By 8:00 a.m. each school morning, if the readings are above a certain level (the harmful and hazardous levels), we receive an email from the Director of the School informing us that there will be no cardio activity that day. This means that if the student has PE, they will do something other than cardio activity. For after-school sports, they are canceled on that day. We have had several days over the past few months where the air quality was determined a “no activity day.”. I have not been keeping track of them, but according to the New York Times Article, only once in three weeks at the beginning of the year did Delhi’s peak readings fall below 300. Our most recent day of “no activity” was January 17th, the scheduled Middle School Open Gym night at the school. The declaration of the “no activity” day disappointed many as it meant the night activities had to be postponed as well. The papers will often post articles and pictures of the air in China with everyone wearing masks, but the worse air is indeed India, not China according to recent findings and to be honest, it is rare to see anyone wearing a breathing mask and see much written about it in the papers expressing concern.

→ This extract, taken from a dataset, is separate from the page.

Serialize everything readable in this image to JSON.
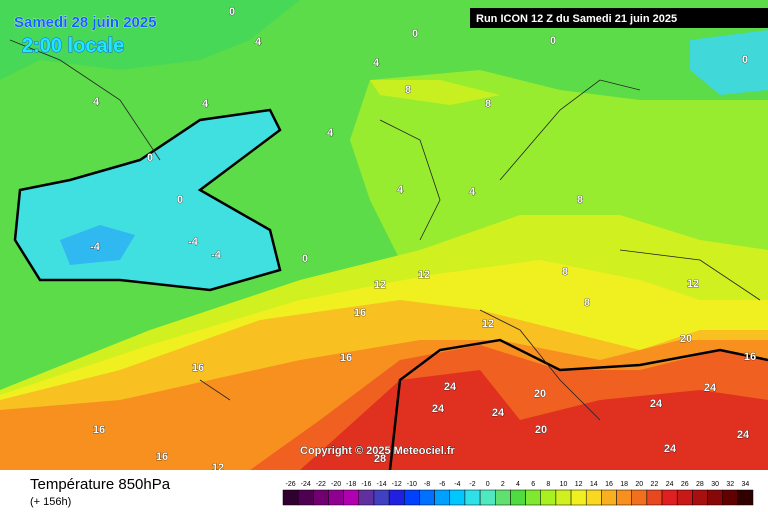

Air masks such as this one are rarely seen here but I have talked with different people who will use them during their exercise on peak days.
The Air Quality has definitely affected us here. Once the heat finally subsided, the poor air started which really limits wanting to be outdoors. Conner had switched gears from wanting the In-n-Out hamburger to wanting to breathe clean air over the holidays. As we departed from our layover in London, he even remarked, “well, my last bit of fresh air to breathe.”. I returned from the states with some air masks determined to try to use them when I was exercising in our gym in our basement. It was so awkward and uncomfortable to run on the treadmill with it on, that it didn’t last but a few minutes. We just continue to run our many air purifiers and limit outdoor activities. We have had a couple of good days here and I am starting to actually believe that February might be the month to be in India. I will keep you posted!